In that death which seemed so dark, He gave us His Body and Blood.  Having made all things ready the night before, at the Last Supper, He prepared Himself to be a perpetual Passover for us.  What else could He have done?  In spite of His impassioned pleas in Gethsemane, what else could He have done?  He who for His entire life made Himself a living sacrifice could only make Himself a living sacrifice in His death as well.

That sacrifice, that offering, that death, still lives in us today.

Therefore, let us keep the feast by offering ourselves up to Him, by crucifying our flesh, and by offering ourselves as living sacrifices; joined in death with Him that we may be joined in His life!

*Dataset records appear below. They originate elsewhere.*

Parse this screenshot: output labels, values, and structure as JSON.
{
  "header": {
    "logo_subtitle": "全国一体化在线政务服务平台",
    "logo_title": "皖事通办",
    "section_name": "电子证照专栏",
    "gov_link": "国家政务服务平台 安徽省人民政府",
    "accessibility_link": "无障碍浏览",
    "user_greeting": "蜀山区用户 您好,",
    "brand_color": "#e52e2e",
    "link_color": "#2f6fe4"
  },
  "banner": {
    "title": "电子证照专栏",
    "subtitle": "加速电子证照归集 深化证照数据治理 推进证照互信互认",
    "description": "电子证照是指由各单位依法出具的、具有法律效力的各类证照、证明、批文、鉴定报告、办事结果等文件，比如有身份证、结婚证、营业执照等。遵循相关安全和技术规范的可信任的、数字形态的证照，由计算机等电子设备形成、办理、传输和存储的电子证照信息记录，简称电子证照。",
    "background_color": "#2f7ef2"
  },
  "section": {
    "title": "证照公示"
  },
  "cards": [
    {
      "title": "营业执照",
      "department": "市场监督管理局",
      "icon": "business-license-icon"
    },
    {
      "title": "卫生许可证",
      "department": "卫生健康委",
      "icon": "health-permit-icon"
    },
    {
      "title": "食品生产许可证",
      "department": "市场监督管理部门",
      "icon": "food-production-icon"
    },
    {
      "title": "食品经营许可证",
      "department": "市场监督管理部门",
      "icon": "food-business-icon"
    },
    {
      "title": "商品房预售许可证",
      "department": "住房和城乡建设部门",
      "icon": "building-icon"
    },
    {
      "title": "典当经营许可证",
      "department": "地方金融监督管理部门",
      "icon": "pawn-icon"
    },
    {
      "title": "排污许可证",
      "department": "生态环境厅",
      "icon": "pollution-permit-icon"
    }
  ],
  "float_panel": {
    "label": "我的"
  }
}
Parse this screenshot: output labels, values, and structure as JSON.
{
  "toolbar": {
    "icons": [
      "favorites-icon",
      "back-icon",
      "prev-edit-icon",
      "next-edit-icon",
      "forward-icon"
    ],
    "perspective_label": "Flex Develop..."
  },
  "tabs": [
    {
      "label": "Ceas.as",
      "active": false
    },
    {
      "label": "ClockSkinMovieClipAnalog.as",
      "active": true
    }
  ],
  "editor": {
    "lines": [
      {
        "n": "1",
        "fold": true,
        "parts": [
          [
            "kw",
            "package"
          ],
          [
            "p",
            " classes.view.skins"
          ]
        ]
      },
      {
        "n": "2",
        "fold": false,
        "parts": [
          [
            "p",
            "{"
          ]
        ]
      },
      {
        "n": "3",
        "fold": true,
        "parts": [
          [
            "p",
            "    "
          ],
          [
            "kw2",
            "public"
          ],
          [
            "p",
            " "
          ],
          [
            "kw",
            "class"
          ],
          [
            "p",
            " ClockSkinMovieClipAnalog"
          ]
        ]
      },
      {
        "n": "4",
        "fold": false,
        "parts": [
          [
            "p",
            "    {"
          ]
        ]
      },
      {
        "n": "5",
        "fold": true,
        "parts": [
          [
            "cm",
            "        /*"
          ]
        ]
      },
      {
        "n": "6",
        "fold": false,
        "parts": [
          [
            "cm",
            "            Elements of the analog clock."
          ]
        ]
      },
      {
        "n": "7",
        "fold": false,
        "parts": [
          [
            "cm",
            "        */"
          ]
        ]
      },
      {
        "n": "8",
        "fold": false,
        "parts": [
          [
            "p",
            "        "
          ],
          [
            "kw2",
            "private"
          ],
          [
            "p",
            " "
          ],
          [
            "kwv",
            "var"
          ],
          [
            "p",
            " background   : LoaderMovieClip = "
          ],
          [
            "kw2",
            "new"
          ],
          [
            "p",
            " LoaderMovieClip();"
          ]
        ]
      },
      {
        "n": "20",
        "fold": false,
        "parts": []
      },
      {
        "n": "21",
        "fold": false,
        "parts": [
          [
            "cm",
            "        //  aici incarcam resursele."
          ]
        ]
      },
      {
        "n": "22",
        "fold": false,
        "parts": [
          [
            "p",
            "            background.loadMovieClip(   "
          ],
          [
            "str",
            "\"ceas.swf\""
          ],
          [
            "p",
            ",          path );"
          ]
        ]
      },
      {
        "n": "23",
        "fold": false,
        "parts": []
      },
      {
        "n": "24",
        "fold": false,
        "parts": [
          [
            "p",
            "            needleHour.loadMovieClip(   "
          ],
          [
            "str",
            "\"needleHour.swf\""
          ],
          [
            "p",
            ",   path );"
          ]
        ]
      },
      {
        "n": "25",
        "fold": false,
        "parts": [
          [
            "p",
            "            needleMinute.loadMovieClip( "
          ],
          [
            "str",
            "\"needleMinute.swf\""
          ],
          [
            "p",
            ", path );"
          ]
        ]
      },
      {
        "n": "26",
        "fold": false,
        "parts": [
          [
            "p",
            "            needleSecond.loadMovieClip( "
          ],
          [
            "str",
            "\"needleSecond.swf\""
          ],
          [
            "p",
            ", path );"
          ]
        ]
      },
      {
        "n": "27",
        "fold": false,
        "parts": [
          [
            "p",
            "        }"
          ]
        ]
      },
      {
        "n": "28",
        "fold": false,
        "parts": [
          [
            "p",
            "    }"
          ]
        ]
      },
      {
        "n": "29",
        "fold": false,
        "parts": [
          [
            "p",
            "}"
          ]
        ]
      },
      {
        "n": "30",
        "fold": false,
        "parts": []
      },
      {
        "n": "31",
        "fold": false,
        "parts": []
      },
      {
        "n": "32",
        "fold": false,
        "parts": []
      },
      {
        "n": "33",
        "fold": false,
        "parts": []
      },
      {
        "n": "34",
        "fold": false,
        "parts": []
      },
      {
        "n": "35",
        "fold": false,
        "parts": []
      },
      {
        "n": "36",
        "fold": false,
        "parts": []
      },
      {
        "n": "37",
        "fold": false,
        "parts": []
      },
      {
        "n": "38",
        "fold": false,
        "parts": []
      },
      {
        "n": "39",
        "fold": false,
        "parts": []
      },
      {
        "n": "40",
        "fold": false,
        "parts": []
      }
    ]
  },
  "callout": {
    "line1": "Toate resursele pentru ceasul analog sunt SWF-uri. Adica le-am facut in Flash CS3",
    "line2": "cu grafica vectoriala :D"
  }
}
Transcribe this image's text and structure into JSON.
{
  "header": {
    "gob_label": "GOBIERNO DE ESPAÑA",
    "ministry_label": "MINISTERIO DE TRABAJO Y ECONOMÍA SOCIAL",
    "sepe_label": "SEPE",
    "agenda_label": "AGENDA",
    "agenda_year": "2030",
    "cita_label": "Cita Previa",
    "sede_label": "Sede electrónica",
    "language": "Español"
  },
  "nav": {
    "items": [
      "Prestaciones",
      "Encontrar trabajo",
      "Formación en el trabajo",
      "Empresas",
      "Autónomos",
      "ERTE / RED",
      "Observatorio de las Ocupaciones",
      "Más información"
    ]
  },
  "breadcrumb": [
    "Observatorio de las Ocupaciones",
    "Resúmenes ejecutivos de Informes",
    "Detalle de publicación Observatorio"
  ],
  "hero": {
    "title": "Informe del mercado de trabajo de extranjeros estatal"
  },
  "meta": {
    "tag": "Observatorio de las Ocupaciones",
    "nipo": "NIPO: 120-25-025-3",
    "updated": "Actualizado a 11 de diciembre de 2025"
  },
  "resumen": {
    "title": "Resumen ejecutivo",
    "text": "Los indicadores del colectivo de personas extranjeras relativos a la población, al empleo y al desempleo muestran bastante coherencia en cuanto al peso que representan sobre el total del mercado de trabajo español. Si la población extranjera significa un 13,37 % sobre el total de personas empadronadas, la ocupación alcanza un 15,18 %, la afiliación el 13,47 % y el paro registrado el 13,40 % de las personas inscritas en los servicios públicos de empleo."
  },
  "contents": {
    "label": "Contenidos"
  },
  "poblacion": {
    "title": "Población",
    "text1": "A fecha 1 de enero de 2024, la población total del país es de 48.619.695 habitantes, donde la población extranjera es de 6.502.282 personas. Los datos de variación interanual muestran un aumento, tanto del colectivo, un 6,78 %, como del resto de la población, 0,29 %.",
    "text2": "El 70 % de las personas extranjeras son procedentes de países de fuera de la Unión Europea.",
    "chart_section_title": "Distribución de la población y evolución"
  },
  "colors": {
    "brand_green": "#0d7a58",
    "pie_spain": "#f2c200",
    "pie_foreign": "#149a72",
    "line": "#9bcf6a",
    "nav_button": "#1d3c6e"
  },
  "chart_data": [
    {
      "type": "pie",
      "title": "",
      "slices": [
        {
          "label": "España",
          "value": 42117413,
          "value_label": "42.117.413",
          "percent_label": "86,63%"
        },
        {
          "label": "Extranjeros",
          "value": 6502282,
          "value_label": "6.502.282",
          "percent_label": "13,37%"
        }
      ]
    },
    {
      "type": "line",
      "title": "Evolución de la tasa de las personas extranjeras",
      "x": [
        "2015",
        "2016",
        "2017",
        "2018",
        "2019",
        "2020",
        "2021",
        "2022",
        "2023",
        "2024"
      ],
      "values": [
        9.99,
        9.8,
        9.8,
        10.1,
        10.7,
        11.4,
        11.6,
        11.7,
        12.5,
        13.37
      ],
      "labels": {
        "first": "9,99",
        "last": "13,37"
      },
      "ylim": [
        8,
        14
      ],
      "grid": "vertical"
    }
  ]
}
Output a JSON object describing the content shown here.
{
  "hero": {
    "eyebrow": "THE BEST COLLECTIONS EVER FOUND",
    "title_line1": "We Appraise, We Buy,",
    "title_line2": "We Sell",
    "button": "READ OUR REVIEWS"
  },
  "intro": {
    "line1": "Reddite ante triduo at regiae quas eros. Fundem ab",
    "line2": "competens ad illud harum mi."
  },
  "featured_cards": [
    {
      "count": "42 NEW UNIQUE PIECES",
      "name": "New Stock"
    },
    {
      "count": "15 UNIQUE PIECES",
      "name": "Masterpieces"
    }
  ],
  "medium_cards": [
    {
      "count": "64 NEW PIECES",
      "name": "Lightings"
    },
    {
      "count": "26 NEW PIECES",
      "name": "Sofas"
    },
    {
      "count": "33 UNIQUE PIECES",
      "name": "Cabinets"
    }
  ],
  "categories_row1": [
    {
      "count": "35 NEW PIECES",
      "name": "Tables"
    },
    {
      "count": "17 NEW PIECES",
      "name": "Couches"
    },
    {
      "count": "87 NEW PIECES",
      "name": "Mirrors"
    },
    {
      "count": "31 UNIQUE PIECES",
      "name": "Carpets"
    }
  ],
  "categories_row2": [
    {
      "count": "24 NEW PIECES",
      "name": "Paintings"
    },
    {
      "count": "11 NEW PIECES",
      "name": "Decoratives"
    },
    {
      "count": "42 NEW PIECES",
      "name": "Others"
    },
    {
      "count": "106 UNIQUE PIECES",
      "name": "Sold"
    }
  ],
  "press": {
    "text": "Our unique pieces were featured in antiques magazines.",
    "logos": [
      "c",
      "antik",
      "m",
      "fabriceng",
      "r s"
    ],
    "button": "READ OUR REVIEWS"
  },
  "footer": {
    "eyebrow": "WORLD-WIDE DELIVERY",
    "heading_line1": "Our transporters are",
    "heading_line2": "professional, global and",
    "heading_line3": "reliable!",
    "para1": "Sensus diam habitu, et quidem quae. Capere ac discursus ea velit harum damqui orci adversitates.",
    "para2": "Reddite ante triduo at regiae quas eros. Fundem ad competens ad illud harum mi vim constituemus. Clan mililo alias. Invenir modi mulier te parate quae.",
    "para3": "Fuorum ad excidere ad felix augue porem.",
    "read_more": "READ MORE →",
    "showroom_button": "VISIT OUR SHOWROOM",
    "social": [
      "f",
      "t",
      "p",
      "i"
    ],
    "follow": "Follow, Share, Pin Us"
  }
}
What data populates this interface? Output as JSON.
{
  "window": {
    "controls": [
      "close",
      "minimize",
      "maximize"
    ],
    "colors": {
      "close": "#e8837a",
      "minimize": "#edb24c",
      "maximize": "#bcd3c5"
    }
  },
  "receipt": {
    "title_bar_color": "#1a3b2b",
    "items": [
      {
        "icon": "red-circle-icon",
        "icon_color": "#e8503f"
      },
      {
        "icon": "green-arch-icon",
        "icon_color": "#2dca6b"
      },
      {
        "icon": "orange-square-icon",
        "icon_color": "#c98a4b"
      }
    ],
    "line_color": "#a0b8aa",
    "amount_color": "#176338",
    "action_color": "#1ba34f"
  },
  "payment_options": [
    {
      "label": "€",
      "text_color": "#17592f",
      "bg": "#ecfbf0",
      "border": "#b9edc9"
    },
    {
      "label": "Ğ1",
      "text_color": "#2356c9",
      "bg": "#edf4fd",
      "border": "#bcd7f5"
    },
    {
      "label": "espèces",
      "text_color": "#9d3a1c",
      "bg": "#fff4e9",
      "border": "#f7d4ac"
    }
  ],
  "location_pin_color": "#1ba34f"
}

Prayer:  I earnestly desire thy fatherly goodness, mercifully to accept my sacrifice of praise and thanksgiving; most humbly beseeching thee to grant that, by the merits and death of thy Son Jesus Christ, and through faith in his blood, I, and all thy whole Church, may obtain remission of our sins, and all other benefits of his passion.  And I offer and present unto thee, O Lord, my self, my soul and body, to be a reasonable, holy, and living sacrifice unto thee.  And although I am unworthy, through my manifold sins, to offer unto thee any sacrifice; yet I beseech thee to accept this my bounden duty and service; not weighing my merits, but pardoning my offences, through Jesus Christ my Lord; by whom, and with whom, in the unity of the Holy Ghost, all honor and glory be unto thee, O Father Almighty, world without end.  Amen.  (From the Holy Communion Service of The Book of Common Prayer

Points for Meditation: 

  1. What signs and symbols of the resurrection do you see, even in this life of suffering and death?
  2. Take time to meditate today on Christ’s death on the Cross for you.
  3. In what ways do you still need to die to self?

Resolution:  I resolve to find one way to die to my self today, that I might be better united to the death of my Lord.